Nato nel 1961 e organizzato da Federlegno Arredo Eventi S.p.A., il Salone si è confermato come la principale manifestazione mondiale del settore, avendo registrato una presenza media di circa 300.000 visitatori specializzati, di cui oltre il 65% provenienti dall’estero. L’edizione 2026 ha ospitato più di 1.900 espositori, con una quota del 36,6% internazionale.
Nel corso della cerimonia inaugurale, il Ministro ha conferito al Salone del Mobile.Milano, rappresentato dalla Presidente Maria Porro, il riconoscimento di “Ambasciatore del design italiano nel mondo”, per il ruolo svolto nel rafforzamento della proiezione internazionale del sistema del progetto italiano e nella promozione del design quale elemento distintivo del Made in Italy.
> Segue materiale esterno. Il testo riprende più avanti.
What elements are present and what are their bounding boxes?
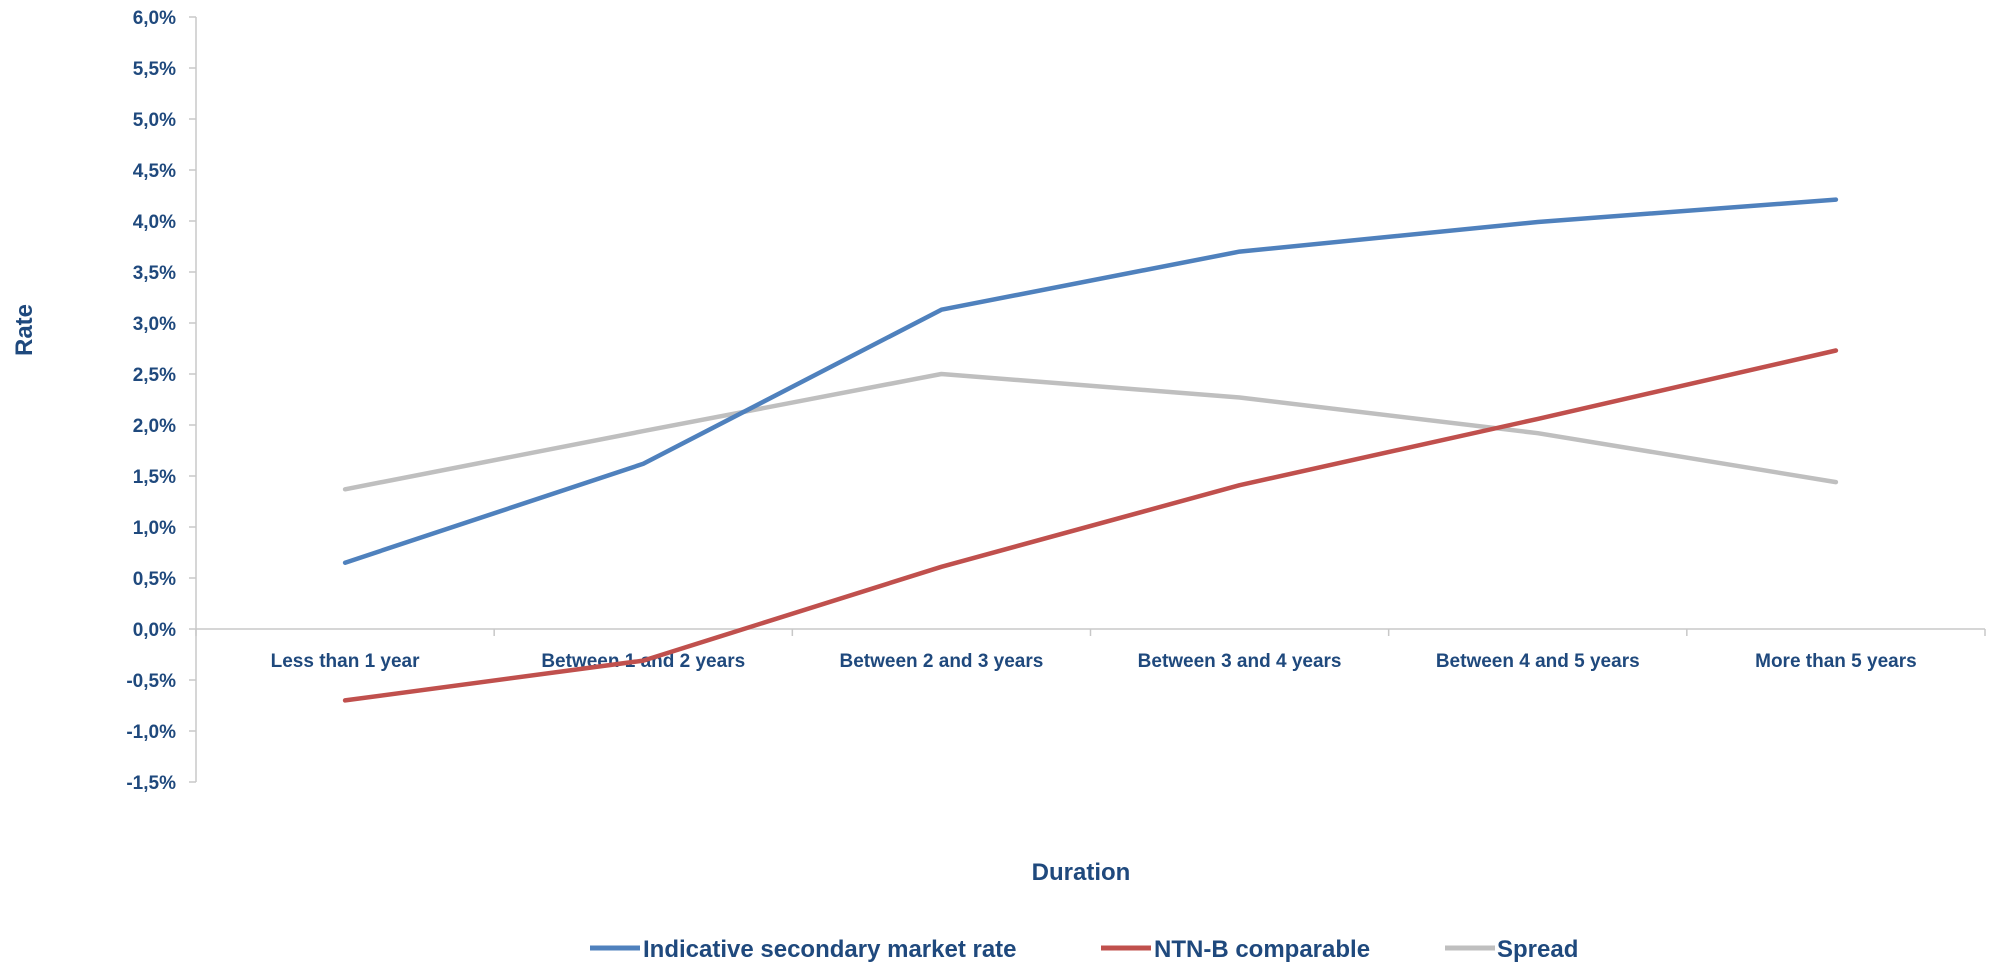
legend-label: Indicative secondary market rate <box>643 936 1017 963</box>
legend-label: Spread <box>1497 936 1578 963</box>
y-tick-label: 5,0% <box>133 110 176 131</box>
y-tick-label: 2,5% <box>133 365 176 386</box>
y-tick-label: -1,0% <box>126 722 176 743</box>
series-line-3 <box>342 371 1839 492</box>
x-tick-label: Less than 1 year <box>271 651 421 672</box>
x-axis-title: Duration <box>1032 859 1131 886</box>
legend: Indicative secondary market rate NTN-B co… <box>590 936 1578 963</box>
y-axis-title: Rate <box>11 304 38 356</box>
series-line-1 <box>342 197 1839 565</box>
y-tick-label: -0,5% <box>126 671 176 692</box>
y-tick-label: -1,5% <box>126 773 176 794</box>
x-tick-label: Between 4 and 5 years <box>1436 651 1640 672</box>
y-tick-label: 6,0% <box>133 8 176 29</box>
y-tick-label: 0,5% <box>133 569 176 590</box>
legend-label: NTN-B comparable <box>1154 936 1370 963</box>
y-tick-label: 1,0% <box>133 518 176 539</box>
y-tick-label: 4,0% <box>133 212 176 233</box>
y-tick-label: 1,5% <box>133 467 176 488</box>
y-tick-label: 4,5% <box>133 161 176 182</box>
y-tick-label: 2,0% <box>133 416 176 437</box>
x-tick-label: Between 3 and 4 years <box>1138 651 1342 672</box>
series-line-2 <box>342 348 1839 703</box>
x-tick-label: More than 5 years <box>1755 651 1917 672</box>
y-tick-label: 5,5% <box>133 59 176 80</box>
y-tick-label: 3,5% <box>133 263 176 284</box>
y-tick-label: 3,0% <box>133 314 176 335</box>
x-tick-label: Between 2 and 3 years <box>840 651 1044 672</box>
y-tick-label: 0,0% <box>133 620 176 641</box>
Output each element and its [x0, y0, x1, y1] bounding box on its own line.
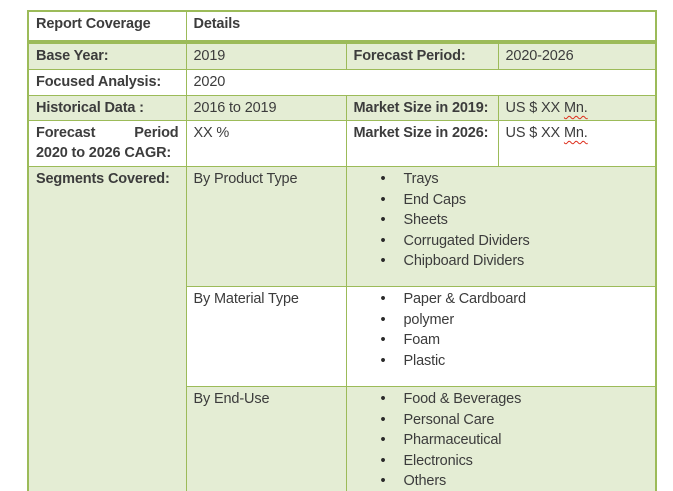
- segment-product-type-items: • Trays • End Caps • Sheets • Corrugated Div…: [345, 166, 657, 287]
- spellcheck-word: Mn.: [563, 100, 588, 116]
- segments-end-use-row: By End-Use • Food & Beverages • Personal C…: [28, 386, 657, 491]
- list-item-label: Trays: [403, 171, 439, 187]
- list-item-label: Others: [403, 473, 447, 489]
- segments-material-type-row: By Material Type • Paper & Cardboard • pol…: [28, 286, 657, 387]
- list-item-label: Chipboard Dividers: [403, 253, 525, 269]
- spellcheck-word: Mn.: [563, 125, 588, 141]
- cagr-label: Forecast Period 2020 to 2026 CAGR:: [27, 120, 187, 167]
- bullet-icon: •: [380, 473, 386, 489]
- list-item: • Paper & Cardboard: [354, 289, 649, 310]
- header-report-coverage: Report Coverage: [27, 10, 187, 44]
- cagr-row: Forecast Period 2020 to 2026 CAGR: XX % …: [27, 120, 657, 167]
- bullet-icon: •: [380, 291, 386, 307]
- cagr-value: XX %: [185, 120, 347, 167]
- bullet-list: • Paper & Cardboard • polymer • Foam • Plast…: [354, 289, 649, 371]
- list-item-label: polymer: [403, 311, 455, 328]
- segment-group-title-material-type: By Material Type: [185, 286, 347, 387]
- report-coverage-table: Report Coverage Details Base Year: 2019 …: [27, 10, 658, 491]
- list-item-label: Plastic: [403, 352, 446, 369]
- segment-material-type-items: • Paper & Cardboard • polymer • Foam • Plast…: [345, 286, 657, 387]
- market-size-2019-amount: US $ XX: [505, 100, 564, 116]
- list-item-label: Personal Care: [403, 411, 495, 428]
- forecast-period-label: Forecast Period:: [345, 41, 499, 70]
- list-item: • Pharmaceutical: [354, 430, 649, 451]
- focused-analysis-row: Focused Analysis: 2020: [27, 69, 657, 96]
- bullet-icon: •: [380, 411, 386, 428]
- historical-data-row: Historical Data : 2016 to 2019 Market Si…: [27, 95, 657, 121]
- market-size-2026-value: US $ XX Mn.: [497, 120, 657, 167]
- bullet-list: • Trays • End Caps • Sheets • Corrugated Div…: [354, 169, 649, 272]
- bullet-icon: •: [380, 352, 386, 369]
- list-item-label: Foam: [403, 332, 441, 348]
- segment-group-title-product-type: By Product Type: [185, 166, 347, 287]
- market-size-2026-amount: US $ XX: [505, 125, 564, 141]
- forecast-period-value: 2020-2026: [497, 41, 657, 70]
- bullet-icon: •: [380, 452, 386, 469]
- list-item-label: Food & Beverages: [403, 391, 522, 407]
- historical-data-value: 2016 to 2019: [185, 95, 347, 121]
- list-item: • End Caps: [354, 190, 649, 211]
- bullet-icon: •: [380, 191, 386, 208]
- list-item-label: Pharmaceutical: [403, 432, 502, 448]
- list-item: • Plastic: [354, 351, 649, 372]
- list-item-label: Sheets: [403, 212, 448, 228]
- list-item: • Corrugated Dividers: [354, 231, 649, 252]
- bullet-icon: •: [380, 232, 386, 249]
- list-item: • Trays: [354, 169, 649, 190]
- bullet-icon: •: [380, 391, 386, 407]
- market-size-2026-label: Market Size in 2026:: [345, 120, 499, 167]
- bullet-icon: •: [380, 432, 386, 448]
- focused-analysis-value: 2020: [185, 69, 657, 96]
- bullet-icon: •: [380, 332, 386, 348]
- segment-end-use-items: • Food & Beverages • Personal Care • Pharma…: [345, 386, 657, 491]
- base-year-label: Base Year:: [27, 41, 187, 70]
- list-item: • Food & Beverages: [354, 389, 649, 410]
- bullet-icon: •: [380, 212, 386, 228]
- base-year-row: Base Year: 2019 Forecast Period: 2020-20…: [27, 41, 657, 70]
- base-year-value: 2019: [185, 41, 347, 70]
- segment-group-title-end-use: By End-Use: [185, 386, 347, 491]
- list-item: • polymer: [354, 310, 649, 331]
- bullet-icon: •: [380, 253, 386, 269]
- list-item-label: Paper & Cardboard: [403, 291, 527, 307]
- list-item: • Personal Care: [354, 410, 649, 431]
- segments-product-type-row: Segments Covered: By Product Type • Trays…: [27, 166, 657, 491]
- segments-covered-label: Segments Covered:: [27, 166, 187, 491]
- list-item-label: Electronics: [403, 452, 473, 469]
- bullet-icon: •: [380, 171, 386, 187]
- list-item: • Sheets: [354, 210, 649, 231]
- header-row: Report Coverage Details: [27, 10, 657, 44]
- list-item: • Electronics: [354, 451, 649, 472]
- historical-data-label: Historical Data :: [27, 95, 187, 121]
- list-item: • Foam: [354, 330, 649, 351]
- header-details: Details: [185, 10, 657, 44]
- market-size-2019-label: Market Size in 2019:: [345, 95, 499, 121]
- list-item-label: Corrugated Dividers: [403, 232, 530, 249]
- focused-analysis-label: Focused Analysis:: [27, 69, 187, 96]
- market-size-2019-value: US $ XX Mn.: [497, 95, 657, 121]
- bullet-icon: •: [380, 311, 386, 328]
- list-item: • Others: [354, 471, 649, 491]
- list-item-label: End Caps: [403, 191, 467, 208]
- bullet-list: • Food & Beverages • Personal Care • Pharma…: [354, 389, 649, 491]
- list-item: • Chipboard Dividers: [354, 251, 649, 272]
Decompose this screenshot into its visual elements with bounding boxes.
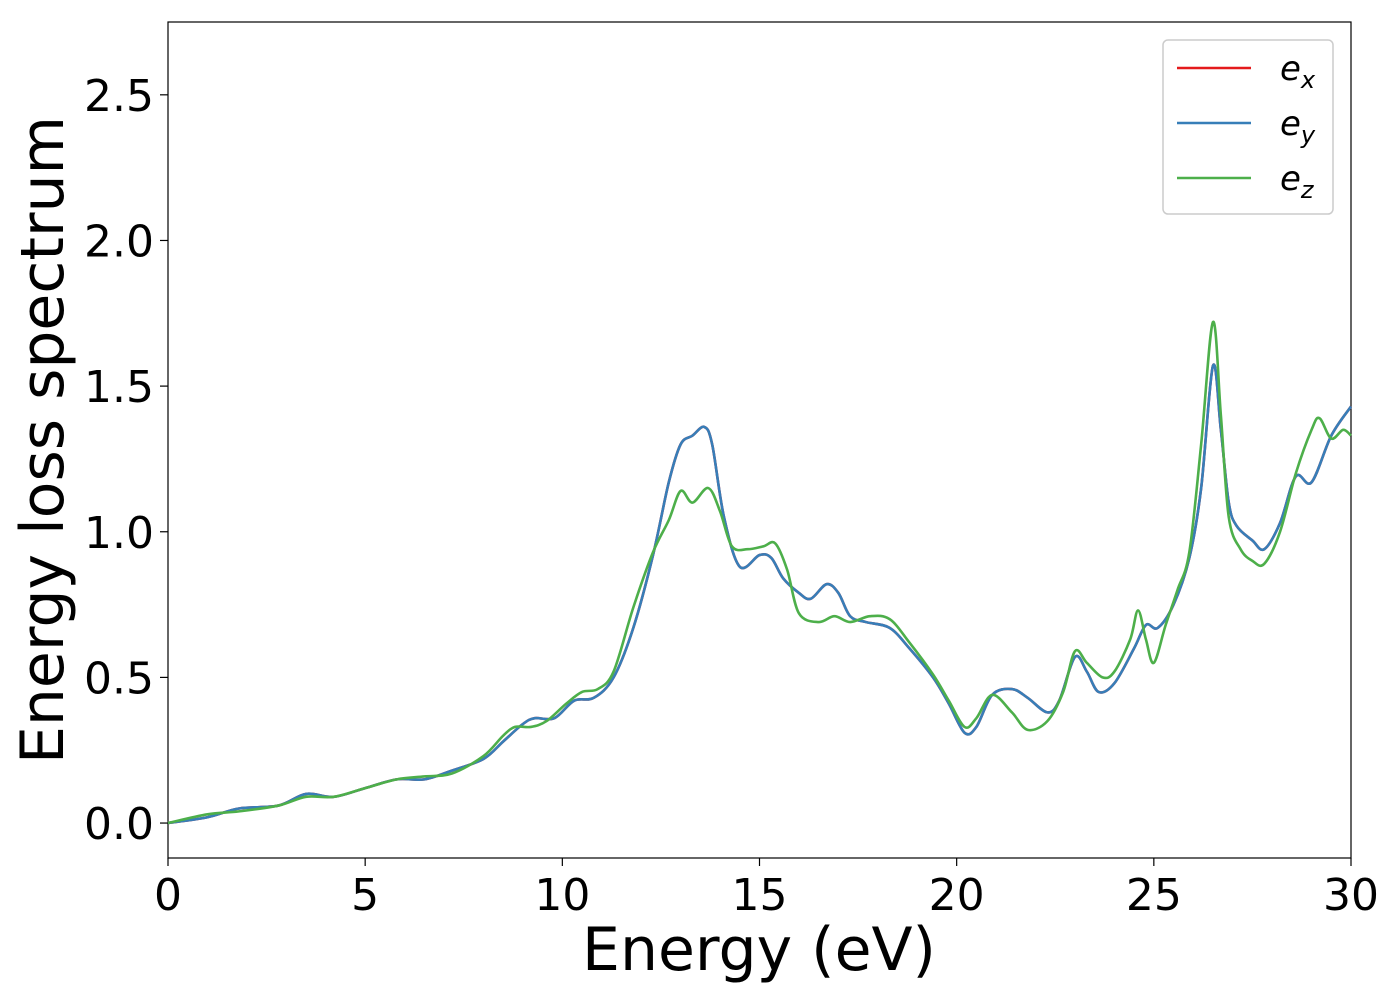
y-tick-label: 1.0 <box>84 508 154 559</box>
x-tick-label: 25 <box>1126 870 1182 921</box>
x-tick-label: 0 <box>154 870 182 921</box>
y-axis-label: Energy loss spectrum <box>8 116 78 764</box>
legend-box <box>1162 39 1334 215</box>
series-line-e-z <box>167 320 1352 825</box>
x-tick-label: 30 <box>1323 870 1379 921</box>
y-tick-label: 1.5 <box>84 362 154 413</box>
x-tick-label: 5 <box>351 870 379 921</box>
x-tick-label: 20 <box>929 870 985 921</box>
y-axis-ticks: 0.0 0.5 1.0 1.5 2.0 2.5 <box>84 71 168 850</box>
plot-area <box>167 21 1352 859</box>
x-axis-label: Energy (eV) <box>582 915 936 985</box>
x-tick-label: 10 <box>534 870 590 921</box>
series-layer <box>167 320 1353 825</box>
y-tick-label: 2.0 <box>84 216 154 267</box>
x-axis-ticks: 0 5 10 15 20 25 30 <box>154 858 1379 921</box>
y-tick-label: 2.5 <box>84 71 154 122</box>
y-tick-label: 0.0 <box>84 799 154 850</box>
series-line-e-y <box>167 363 1353 825</box>
x-tick-label: 15 <box>732 870 788 921</box>
y-tick-label: 0.5 <box>84 653 154 704</box>
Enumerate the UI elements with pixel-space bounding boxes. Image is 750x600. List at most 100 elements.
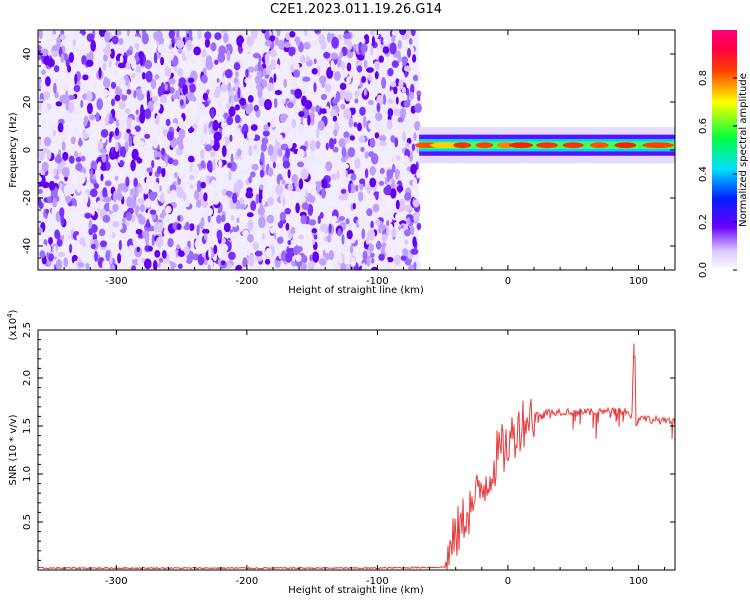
heatmap-cell <box>317 120 325 131</box>
heatmap-cell <box>183 224 191 231</box>
heatmap-cell <box>410 83 415 95</box>
heatmap-cell <box>295 202 300 214</box>
heatmap-cell <box>237 87 241 99</box>
heatmap-cell <box>371 257 375 264</box>
heatmap-cell <box>63 257 68 268</box>
heatmap-cell <box>232 192 238 204</box>
heatmap-cell <box>340 262 347 270</box>
heatmap-cell <box>176 223 182 231</box>
x-tick-label: -100 <box>366 276 389 287</box>
heatmap-cell <box>409 92 415 100</box>
heatmap-cell <box>294 181 298 188</box>
colorbar-tick-label: 0.8 <box>698 70 709 86</box>
heatmap-cell <box>288 124 293 131</box>
heatmap-cell <box>38 176 42 182</box>
heatmap-cell <box>40 81 44 88</box>
heatmap-cell <box>102 62 107 71</box>
heatmap-cell <box>248 145 253 157</box>
heatmap-cell <box>265 40 272 47</box>
heatmap-cell <box>154 74 160 80</box>
heatmap-cell <box>230 153 234 165</box>
heatmap-cell <box>211 165 217 177</box>
heatmap-cell <box>78 137 82 147</box>
heatmap-cell <box>144 198 152 208</box>
heatmap-cell <box>379 141 387 147</box>
colorbar-ticks: 0.0 0.2 0.4 0.6 0.8 <box>698 70 737 278</box>
heatmap-cell <box>220 137 226 149</box>
heatmap-cell <box>139 111 146 124</box>
heatmap-cell <box>134 43 140 49</box>
heatmap-cell <box>261 79 268 88</box>
heatmap-cell <box>247 234 254 243</box>
heatmap-cell <box>40 48 49 57</box>
heatmap-cell <box>152 137 159 149</box>
heatmap-cell <box>395 199 400 210</box>
heatmap-cell <box>307 138 312 144</box>
heatmap-cell <box>136 115 140 123</box>
heatmap-cell <box>225 190 233 197</box>
heatmap-cell <box>324 170 332 176</box>
heatmap-cell <box>361 76 367 83</box>
heatmap-cell <box>118 37 124 46</box>
heatmap-cell <box>83 115 89 124</box>
heatmap-cell <box>303 30 308 36</box>
heatmap-cell <box>416 169 420 179</box>
heatmap-cell <box>310 106 316 113</box>
heatmap-cell <box>236 35 245 48</box>
heatmap-cell <box>180 255 187 264</box>
heatmap-cell <box>139 150 144 160</box>
heatmap-cell <box>110 264 116 270</box>
heatmap-cell <box>55 234 61 240</box>
colorbar: 0.0 0.2 0.4 0.6 0.8 Normalized spectral ampl… <box>698 30 749 278</box>
heatmap-cell <box>281 179 286 185</box>
heatmap-cell <box>102 187 108 198</box>
heatmap-cell <box>69 205 77 213</box>
heatmap-cell <box>86 50 94 63</box>
heatmap-cell <box>274 243 278 251</box>
heatmap-cell <box>208 247 212 259</box>
heatmap-cell <box>223 222 231 233</box>
heatmap-cell <box>188 77 195 84</box>
heatmap-cell <box>289 81 298 90</box>
heatmap-cell <box>416 90 422 97</box>
heatmap-cell <box>378 180 385 186</box>
heatmap-cell <box>386 256 394 263</box>
heatmap-cell <box>239 57 244 67</box>
heatmap-cell <box>287 169 291 179</box>
heatmap-cell <box>339 51 344 58</box>
heatmap-cell <box>296 123 305 135</box>
heatmap-cell <box>193 46 201 56</box>
heatmap-cell <box>312 251 320 263</box>
heatmap-cell <box>228 170 232 181</box>
heatmap-cell <box>108 222 113 232</box>
heatmap-cell <box>367 99 374 106</box>
heatmap-cell <box>294 36 301 43</box>
heatmap-cell <box>89 188 98 198</box>
heatmap-cell <box>72 106 79 116</box>
heatmap-cell <box>92 81 98 91</box>
heatmap-cell <box>328 223 332 234</box>
heatmap-cell <box>338 138 347 148</box>
heatmap-cell <box>54 78 61 84</box>
heatmap-cell <box>115 127 119 137</box>
heatmap-cell <box>125 176 130 187</box>
heatmap-cell <box>86 43 91 54</box>
heatmap-cell <box>185 115 194 125</box>
heatmap-cell <box>310 39 318 48</box>
heatmap-cell <box>413 213 419 222</box>
heatmap-cell <box>393 108 401 117</box>
heatmap-cell <box>114 94 121 102</box>
heatmap-cell <box>270 58 276 70</box>
heatmap-cell <box>229 199 233 206</box>
heatmap-cell <box>343 108 352 120</box>
heatmap-cell <box>177 116 184 129</box>
heatmap-cell <box>273 98 278 109</box>
heatmap-cell <box>165 232 169 244</box>
heatmap-cell <box>68 155 75 164</box>
heatmap-cell <box>108 59 112 68</box>
heatmap-cell <box>73 85 81 93</box>
heatmap-cell <box>145 70 153 83</box>
heatmap-cell <box>246 35 254 47</box>
heatmap-cell <box>84 237 93 245</box>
È stata inoltre firmata una Convenzione quadro con il Presidente di FederlegnoArredo Claudio Feltrin per la valorizzazione del Salone quale ambasciatore globale del design italiano. L’accordo ha previsto iniziative congiunte di promozione all’estero, attività informative per le imprese e il sostegno all’attivazione di tirocini per studenti stranieri nell’ambito del programma Maeci “Invest Your Talent in Italy”.
Per la prima volta, il Ministero degli Affari Esteri e della Cooperazione Internazionale ha partecipato con un proprio progetto espositivo: la mostra “Abito”, che ha richiamato il duplice significato di “abitare” e “indossare”. Curata da Palomba Serafini Associati, con fotografie di Roberto Palomba, l’esposizione ha proposto una lettura integrata di moda e design come espressioni complementari della cultura progettuale italiana e chiavi di interpretazione dell’evoluzione sociale contemporanea. La mostra è stata successivamente destinata alla circuitazione nella rete estera.
Il settore legno-arredo ha rappresentato un pilastro fondamentale per la promozione del Paese nel mondo. Attraverso la collaborazione con il Salone del Mobile e il supporto di ICE Agenzia, la Farnesina ha sostenuto l’internazionalizzazione di un comparto strategico e iconico del Made in Italy. Con 18,2 miliardi di euro di esportazioni nel 2025, l’Italia ha consolidato la seconda posizione mondiale tra gli esportatori di arredo casa, con una quota di mercato del 9,5%, alle spalle della Cina.
Anche grazie all’azione sinergica delle iniziative di diplomazia economica, il Salone ha recentemente rafforzato la propria dimensione globale attraverso un roadshow internazionale, con tappe a New York, Shanghai, Hong Kong ed Expo Osaka, oltre all’iniziativa “Red in progress. Salone del Mobile.Milano meets Riyadh”, che ha anticipato la prima edizione del Salone a Riad prevista per l’autunno 2026.